Esa propuesta fue matizada por el Grupo Socialista proponente, y derivó en la adopción de un posicionamiento más entendible como punto de partida para un debate más fundamentado al aludir a una reducción de los límites de utilización del efectivo como objetivo a largo plazo, de forma gradual, consensuada, y coordinada en el marco de la Unión Europea.

Sin embargo, el pasado mes de octubre, frente a este planteamiento de un objetivo de reducción de los límites al efectivo a largo plazo, el Consejo de Ministros aprobó el anteproyecto de Ley para luchar contra el fraude fiscal, convertido en proyecto de Ley que se encuentra en la actualidad en tramitación en la Comisión de Hacienda en el Congreso.

En la redacción del proyecto de Ley se proponía una reducción de los límites de pago de 2.500 a 1.000 euros para la inmensa mayoría de las operaciones, lo que en opinión de la organización ya suponía "un importante nuevo ataque a la consideración del efectivo como medio de pago", al carecer de "justificación alguna sobre la supuesta vinculación entre el efectivo y el fraude fiscal".

No obstante, en el curso de las enmiendas presentadas al mismo, se ha constatado cómo algunas formaciones políticas han endurecido significativamente el alcance de dicha medida al incluir en su ámbito de aplicación todas las operaciones realizadas por las personas físicas que quieran pagar con efectivo bienes o servicios por valor superior a 1.000 euros.

Una medida completamente contraria al objetivo al que aludía explícitamente la Exposición de Motivos del Proyecto de Ley de excluir de su ámbito de aplicación a los particulares "para minimizar los efectos colaterales de la medida en las pequeñas economías domésticas."

Aunque el Observatorio ha mostrado su "total respaldo al espíritu de la propuesta y con el objetivo contribuir en la erradicación de la economía sumergida", considera que esta propuesta "no tiene sentido que se incluya dentro de un marco para la mejora del sistema tributario", ya que "no existe ningún estudio fundamentado al respecto", y "porque la experiencia de los países de nuestro entorno no demuestra que exista una vinculación directa entre los porcentajes de utilización del efectivo y los niveles de economía sumergida".

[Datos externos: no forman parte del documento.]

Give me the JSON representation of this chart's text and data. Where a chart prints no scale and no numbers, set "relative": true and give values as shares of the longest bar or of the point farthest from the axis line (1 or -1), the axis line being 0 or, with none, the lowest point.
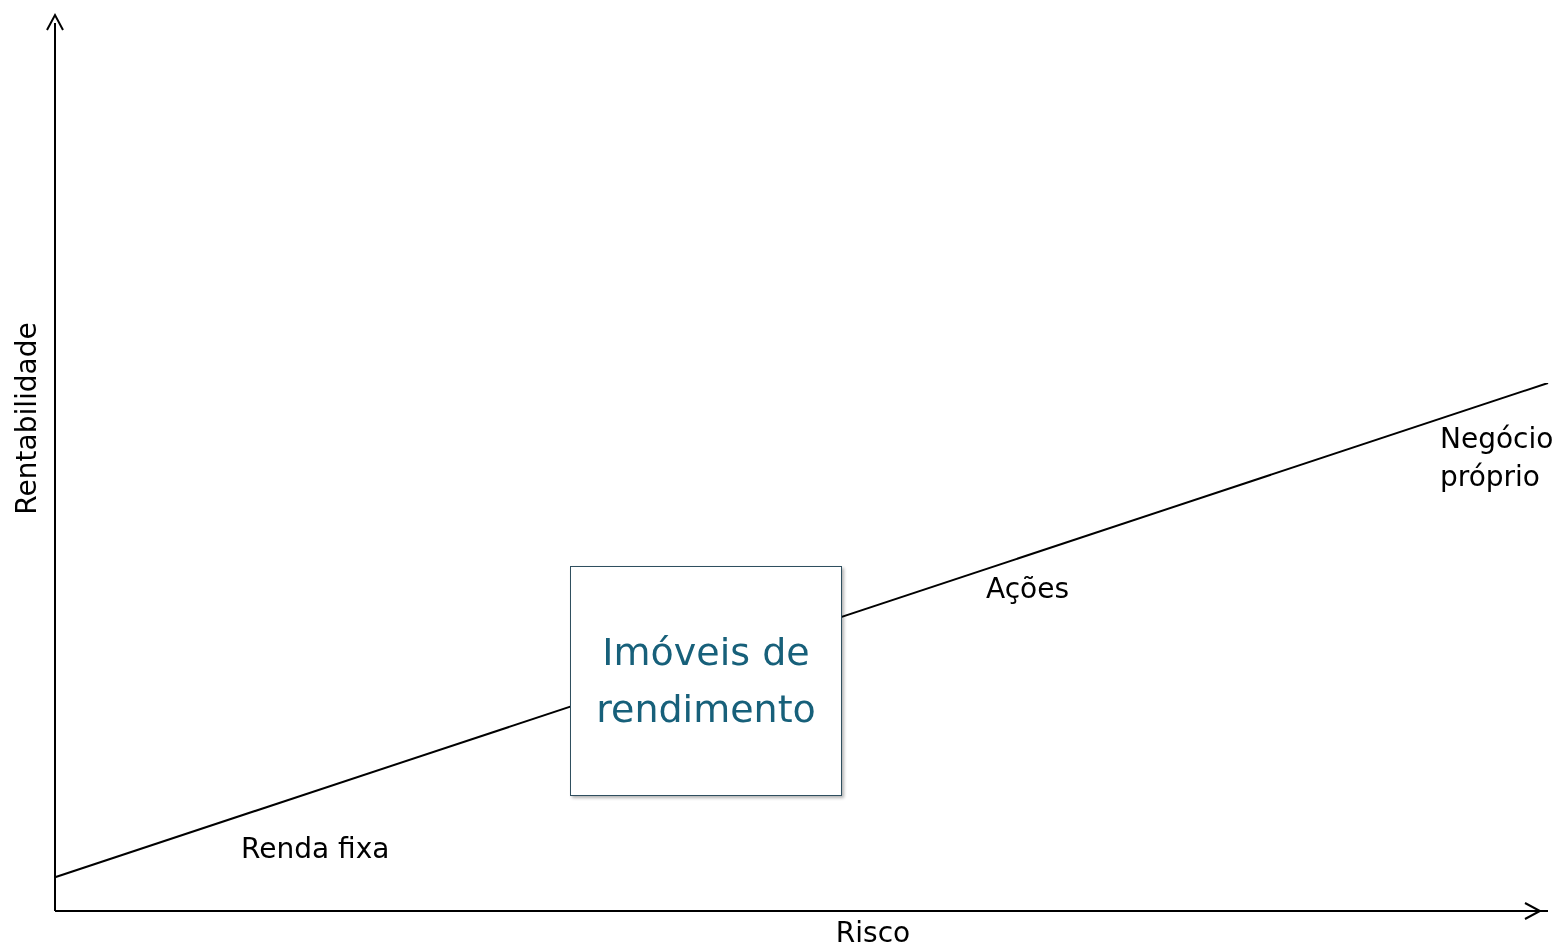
{
  "chart_data": {
    "type": "line",
    "xlabel": "Risco",
    "ylabel": "Rentabilidade",
    "relative": true,
    "categories": [
      null,
      null
    ],
    "series": [
      {
        "color": "#000000",
        "values": [
          0.064,
          1
        ]
      }
    ],
    "marker": "none",
    "line_style": "solid",
    "grid": false,
    "legend": false,
    "annotations": [
      "Renda fixa",
      "Imóveis de rendimento",
      "Ações",
      "Negócio próprio"
    ]
  }
}
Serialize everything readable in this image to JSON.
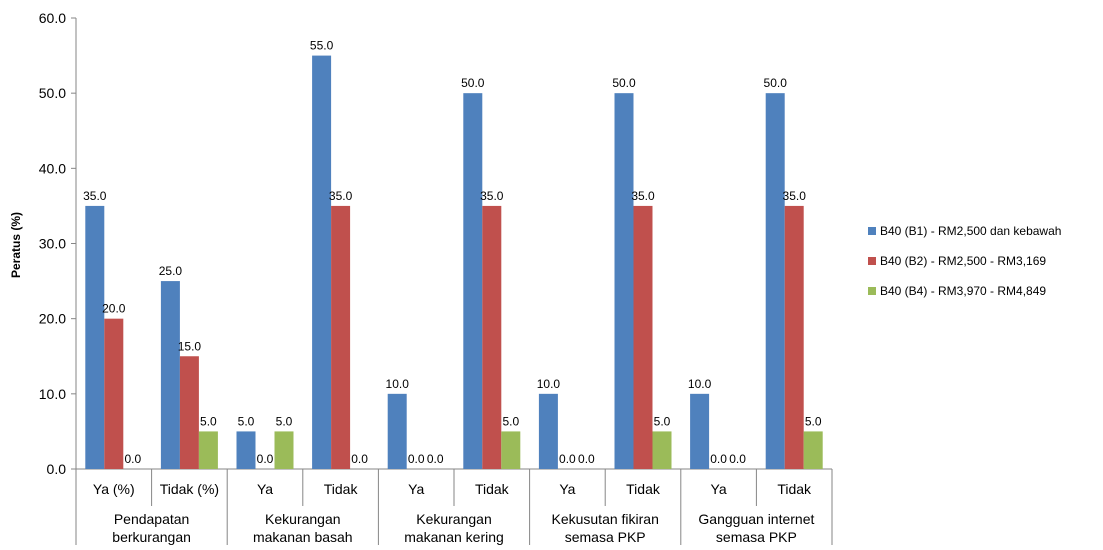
{
  "chart_data": {
    "type": "bar",
    "ylabel": "Peratus (%)",
    "ylim": [
      0,
      60
    ],
    "yticks": [
      "0.0",
      "10.0",
      "20.0",
      "30.0",
      "40.0",
      "50.0",
      "60.0"
    ],
    "grid": false,
    "legend_position": "right",
    "categories": [
      "Ya (%)",
      "Tidak (%)",
      "Ya",
      "Tidak",
      "Ya",
      "Tidak",
      "Ya",
      "Tidak",
      "Ya",
      "Tidak"
    ],
    "groups": [
      {
        "label": [
          "Pendapatan",
          "berkurangan"
        ],
        "span": 2
      },
      {
        "label": [
          "Kekurangan",
          "makanan basah"
        ],
        "span": 2
      },
      {
        "label": [
          "Kekurangan",
          "makanan kering"
        ],
        "span": 2
      },
      {
        "label": [
          "Kekusutan fikiran",
          "semasa PKP"
        ],
        "span": 2
      },
      {
        "label": [
          "Gangguan internet",
          "semasa PKP"
        ],
        "span": 2
      }
    ],
    "series": [
      {
        "name": "B40 (B1) - RM2,500 dan kebawah",
        "color": "#4F81BD",
        "values": [
          35.0,
          25.0,
          5.0,
          55.0,
          10.0,
          50.0,
          10.0,
          50.0,
          10.0,
          50.0
        ],
        "labels": [
          "35.0",
          "25.0",
          "5.0",
          "55.0",
          "10.0",
          "50.0",
          "10.0",
          "50.0",
          "10.0",
          "50.0"
        ]
      },
      {
        "name": "B40 (B2) - RM2,500 - RM3,169",
        "color": "#C0504D",
        "values": [
          20.0,
          15.0,
          0.0,
          35.0,
          0.0,
          35.0,
          0.0,
          35.0,
          0.0,
          35.0
        ],
        "labels": [
          "20.0",
          "15.0",
          "0.0",
          "35.0",
          "0.0",
          "35.0",
          "0.0",
          "35.0",
          "0.0",
          "35.0"
        ]
      },
      {
        "name": "B40 (B4) - RM3,970 - RM4,849",
        "color": "#9BBB59",
        "values": [
          0.0,
          5.0,
          5.0,
          0.0,
          0.0,
          5.0,
          0.0,
          5.0,
          0.0,
          5.0
        ],
        "labels": [
          "0.0",
          "5.0",
          "5.0",
          "0.0",
          "0.0",
          "5.0",
          "0.0",
          "5.0",
          "0.0",
          "5.0"
        ]
      }
    ]
  }
}
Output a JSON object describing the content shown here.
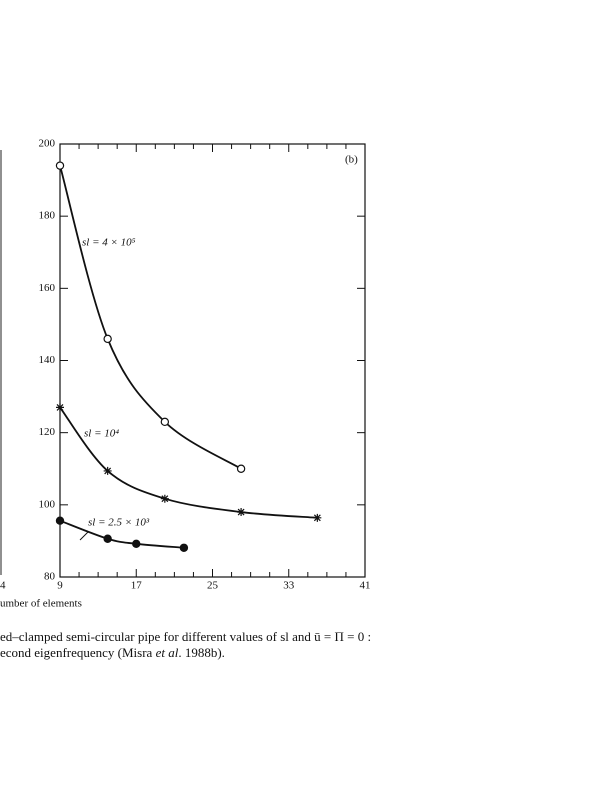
{
  "chart_data": {
    "type": "line",
    "panel_label": "(b)",
    "xlim": [
      9,
      41
    ],
    "xticks": [
      9,
      17,
      25,
      33,
      41
    ],
    "xminorticks": [
      11,
      13,
      15,
      19,
      21,
      23,
      27,
      29,
      31,
      35,
      37,
      39
    ],
    "ylim": [
      80,
      200
    ],
    "yticks": [
      80,
      100,
      120,
      140,
      160,
      180,
      200
    ],
    "series": [
      {
        "name": "sl = 4 × 10⁵",
        "marker": "open-circle",
        "color": "#111",
        "x": [
          9,
          14,
          20,
          28
        ],
        "values": [
          194,
          146,
          123,
          110
        ]
      },
      {
        "name": "sl = 10⁴",
        "marker": "star",
        "color": "#111",
        "x": [
          9,
          14,
          20,
          28,
          36
        ],
        "values": [
          127,
          109.4,
          101.7,
          98,
          96.4
        ]
      },
      {
        "name": "sl = 2.5 × 10³",
        "marker": "filled-circle",
        "color": "#111",
        "x": [
          9,
          14,
          17,
          22
        ],
        "values": [
          95.6,
          90.6,
          89.2,
          88.1
        ]
      }
    ],
    "cut_tick_label": "4",
    "cut_axis_label": "umber of elements",
    "caption": [
      "ed–clamped semi-circular pipe for different values of sl and ū = Π = 0 :",
      "econd eigenfrequency (Misra",
      "et al",
      ". 1988b)."
    ]
  }
}
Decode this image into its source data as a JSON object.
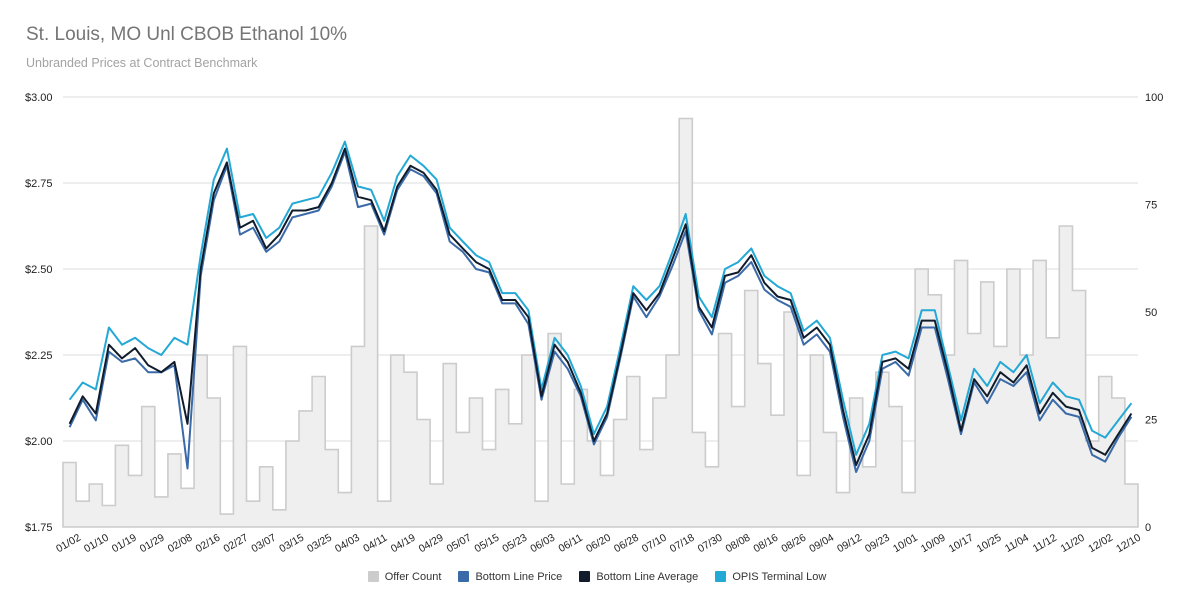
{
  "title": "St. Louis, MO Unl CBOB Ethanol 10%",
  "subtitle": "Unbranded Prices at Contract Benchmark",
  "colors": {
    "offer_count": "#cccccc",
    "offer_fill": "#efefef",
    "bottom_line_price": "#3a6aa8",
    "bottom_line_average": "#101c2c",
    "opis_terminal_low": "#24a8d6",
    "grid": "#dcdcdc"
  },
  "chart_data": {
    "type": "line",
    "title": "St. Louis, MO Unl CBOB Ethanol 10%",
    "subtitle": "Unbranded Prices at Contract Benchmark",
    "y_left": {
      "ticks": [
        "$3.00",
        "$2.75",
        "$2.50",
        "$2.25",
        "$2.00",
        "$1.75"
      ],
      "range": [
        1.75,
        3.0
      ]
    },
    "y_right": {
      "ticks": [
        "100",
        "75",
        "50",
        "25",
        "0"
      ],
      "range": [
        0,
        100
      ]
    },
    "x_ticks": [
      "01/02",
      "01/10",
      "01/19",
      "01/29",
      "02/08",
      "02/16",
      "02/27",
      "03/07",
      "03/15",
      "03/25",
      "04/03",
      "04/11",
      "04/19",
      "04/29",
      "05/07",
      "05/15",
      "05/23",
      "06/03",
      "06/11",
      "06/20",
      "06/28",
      "07/10",
      "07/18",
      "07/30",
      "08/08",
      "08/16",
      "08/26",
      "09/04",
      "09/12",
      "09/23",
      "10/01",
      "10/09",
      "10/17",
      "10/25",
      "11/04",
      "11/12",
      "11/20",
      "12/02",
      "12/10"
    ],
    "legend": [
      "Offer Count",
      "Bottom Line Price",
      "Bottom Line Average",
      "OPIS Terminal Low"
    ],
    "series": [
      {
        "name": "Bottom Line Average",
        "values": [
          2.05,
          2.13,
          2.08,
          2.28,
          2.24,
          2.27,
          2.22,
          2.2,
          2.23,
          2.05,
          2.5,
          2.72,
          2.81,
          2.62,
          2.64,
          2.56,
          2.6,
          2.67,
          2.67,
          2.68,
          2.75,
          2.85,
          2.71,
          2.7,
          2.61,
          2.74,
          2.8,
          2.78,
          2.73,
          2.6,
          2.56,
          2.52,
          2.5,
          2.41,
          2.41,
          2.36,
          2.13,
          2.28,
          2.23,
          2.14,
          2.0,
          2.08,
          2.25,
          2.43,
          2.38,
          2.43,
          2.53,
          2.63,
          2.39,
          2.33,
          2.48,
          2.49,
          2.54,
          2.46,
          2.42,
          2.41,
          2.3,
          2.33,
          2.28,
          2.09,
          1.93,
          2.02,
          2.23,
          2.24,
          2.21,
          2.35,
          2.35,
          2.2,
          2.03,
          2.18,
          2.13,
          2.2,
          2.17,
          2.22,
          2.08,
          2.14,
          2.1,
          2.09,
          1.98,
          1.96,
          2.02,
          2.08
        ]
      },
      {
        "name": "Bottom Line Price",
        "values": [
          2.04,
          2.12,
          2.06,
          2.26,
          2.23,
          2.24,
          2.2,
          2.2,
          2.22,
          1.92,
          2.48,
          2.7,
          2.8,
          2.6,
          2.62,
          2.55,
          2.58,
          2.65,
          2.66,
          2.67,
          2.74,
          2.84,
          2.68,
          2.69,
          2.6,
          2.73,
          2.79,
          2.77,
          2.72,
          2.58,
          2.55,
          2.5,
          2.49,
          2.4,
          2.4,
          2.34,
          2.12,
          2.26,
          2.21,
          2.13,
          1.99,
          2.07,
          2.24,
          2.42,
          2.36,
          2.42,
          2.51,
          2.61,
          2.38,
          2.31,
          2.46,
          2.48,
          2.52,
          2.44,
          2.41,
          2.39,
          2.28,
          2.31,
          2.26,
          2.07,
          1.91,
          2.0,
          2.21,
          2.23,
          2.19,
          2.33,
          2.33,
          2.18,
          2.02,
          2.17,
          2.11,
          2.18,
          2.16,
          2.2,
          2.06,
          2.12,
          2.08,
          2.07,
          1.96,
          1.94,
          2.01,
          2.07
        ]
      },
      {
        "name": "OPIS Terminal Low",
        "values": [
          2.12,
          2.17,
          2.15,
          2.33,
          2.28,
          2.3,
          2.27,
          2.25,
          2.3,
          2.28,
          2.54,
          2.76,
          2.85,
          2.65,
          2.66,
          2.59,
          2.62,
          2.69,
          2.7,
          2.71,
          2.78,
          2.87,
          2.74,
          2.73,
          2.64,
          2.77,
          2.83,
          2.8,
          2.76,
          2.62,
          2.58,
          2.54,
          2.52,
          2.43,
          2.43,
          2.38,
          2.15,
          2.3,
          2.25,
          2.16,
          2.02,
          2.1,
          2.27,
          2.45,
          2.41,
          2.45,
          2.55,
          2.66,
          2.42,
          2.36,
          2.5,
          2.52,
          2.56,
          2.48,
          2.45,
          2.43,
          2.32,
          2.35,
          2.3,
          2.12,
          1.96,
          2.05,
          2.25,
          2.26,
          2.24,
          2.38,
          2.38,
          2.22,
          2.06,
          2.21,
          2.16,
          2.23,
          2.2,
          2.25,
          2.11,
          2.17,
          2.13,
          2.12,
          2.03,
          2.01,
          2.06,
          2.11
        ]
      },
      {
        "name": "Offer Count",
        "axis": "right",
        "values": [
          15,
          6,
          10,
          5,
          19,
          12,
          28,
          7,
          17,
          9,
          40,
          30,
          3,
          42,
          6,
          14,
          4,
          20,
          27,
          35,
          18,
          8,
          42,
          70,
          6,
          40,
          36,
          25,
          10,
          38,
          22,
          30,
          18,
          32,
          24,
          40,
          6,
          45,
          10,
          32,
          20,
          12,
          25,
          35,
          18,
          30,
          40,
          95,
          22,
          14,
          45,
          28,
          55,
          38,
          26,
          50,
          12,
          40,
          22,
          8,
          30,
          14,
          36,
          28,
          8,
          60,
          54,
          40,
          62,
          45,
          57,
          42,
          60,
          40,
          62,
          44,
          70,
          55,
          20,
          35,
          30,
          10
        ]
      }
    ]
  }
}
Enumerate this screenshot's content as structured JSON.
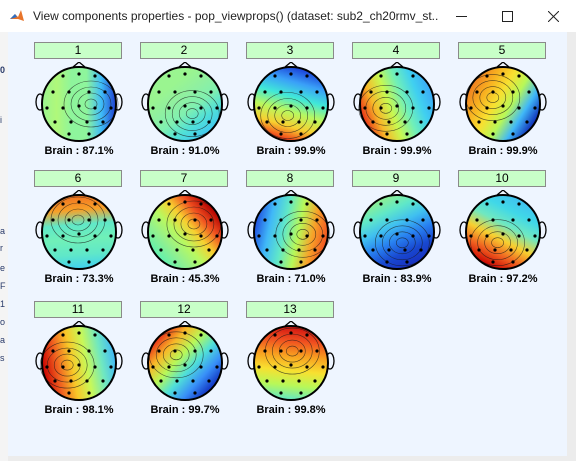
{
  "window": {
    "title": "View components properties - pop_viewprops() (dataset: sub2_ch20rmv_st...",
    "minimize_icon": "minimize-icon",
    "maximize_icon": "maximize-icon",
    "close_icon": "close-icon"
  },
  "components": [
    {
      "label": "1",
      "brain": "Brain : 87.1%",
      "brain_percent": 87.1,
      "colors": [
        "#9af590",
        "#b0f87a",
        "#8ef59c",
        "#8ef59c",
        "#3fbdf8",
        "#1f3fd0"
      ]
    },
    {
      "label": "2",
      "brain": "Brain : 91.0%",
      "brain_percent": 91.0,
      "colors": [
        "#9af590",
        "#9af590",
        "#90f0a0",
        "#80f0b0",
        "#50e0d8",
        "#40c8f0"
      ]
    },
    {
      "label": "3",
      "brain": "Brain : 99.9%",
      "brain_percent": 99.9,
      "colors": [
        "#1a3fd8",
        "#3aa0f8",
        "#40e8d8",
        "#b8f860",
        "#f8d030",
        "#f03018"
      ]
    },
    {
      "label": "4",
      "brain": "Brain : 99.9%",
      "brain_percent": 99.9,
      "colors": [
        "#3aa8f8",
        "#40d0f0",
        "#70f0b8",
        "#c8f850",
        "#f8b828",
        "#e83018"
      ]
    },
    {
      "label": "5",
      "brain": "Brain : 99.9%",
      "brain_percent": 99.9,
      "colors": [
        "#1030b8",
        "#40b8f8",
        "#b8f858",
        "#f8e030",
        "#f8b020",
        "#f08020"
      ]
    },
    {
      "label": "6",
      "brain": "Brain : 73.3%",
      "brain_percent": 73.3,
      "colors": [
        "#40d0f0",
        "#60e8c8",
        "#70f0b8",
        "#60e8c8",
        "#f8a028",
        "#f07020"
      ]
    },
    {
      "label": "7",
      "brain": "Brain : 45.3%",
      "brain_percent": 45.3,
      "colors": [
        "#60f0b0",
        "#90f090",
        "#b8f860",
        "#f8d030",
        "#f05020",
        "#b00000"
      ]
    },
    {
      "label": "8",
      "brain": "Brain : 71.0%",
      "brain_percent": 71.0,
      "colors": [
        "#2050e0",
        "#40b8f8",
        "#60e8c8",
        "#b8f858",
        "#f8a028",
        "#f05020"
      ]
    },
    {
      "label": "9",
      "brain": "Brain : 83.9%",
      "brain_percent": 83.9,
      "colors": [
        "#90f090",
        "#60e8c8",
        "#40c0f0",
        "#2880f0",
        "#1848d0",
        "#1830c0"
      ]
    },
    {
      "label": "10",
      "brain": "Brain : 97.2%",
      "brain_percent": 97.2,
      "colors": [
        "#40c0f0",
        "#40d8e8",
        "#70e8c0",
        "#f8d030",
        "#f06020",
        "#c80000"
      ]
    },
    {
      "label": "11",
      "brain": "Brain : 98.1%",
      "brain_percent": 98.1,
      "colors": [
        "#40b8f8",
        "#70e8c0",
        "#c8f858",
        "#f8c828",
        "#f06020",
        "#c80000"
      ]
    },
    {
      "label": "12",
      "brain": "Brain : 99.7%",
      "brain_percent": 99.7,
      "colors": [
        "#1030c0",
        "#3890f8",
        "#50e0d8",
        "#b8f858",
        "#f8b828",
        "#e83018"
      ]
    },
    {
      "label": "13",
      "brain": "Brain : 99.8%",
      "brain_percent": 99.8,
      "colors": [
        "#60e8c8",
        "#b8f858",
        "#f8e030",
        "#f8a020",
        "#f05020",
        "#d01010"
      ]
    }
  ]
}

El sector de la seguridad considera que la propuesta es parte de la "ofensiva de discriminación, exclusión y demonización del único sistema público de pago, y que se acomete en plena crisis económica y sanitaria".

En este escenario, desde el Observatorio han recordado que cualquier propuesta o medida que pueda conducir a la discriminación negativa del efectivo entre los medios de pago al alcance de los ciudadanos, en este caso el medio de pago más utilizado, y que además comporte adversos efectos en el consumo y en la cantidad y calidad del empleo directa o indirectamente relacionado, tiene consecuencias muy desafortunadas.

El Observatorio ha reclamado que la adopción de límites más estrictos a la utilización del efectivo sea llevada a cabo, en su caso, de forma coordinada con la Unión Europea y gradualmente en el tiempo.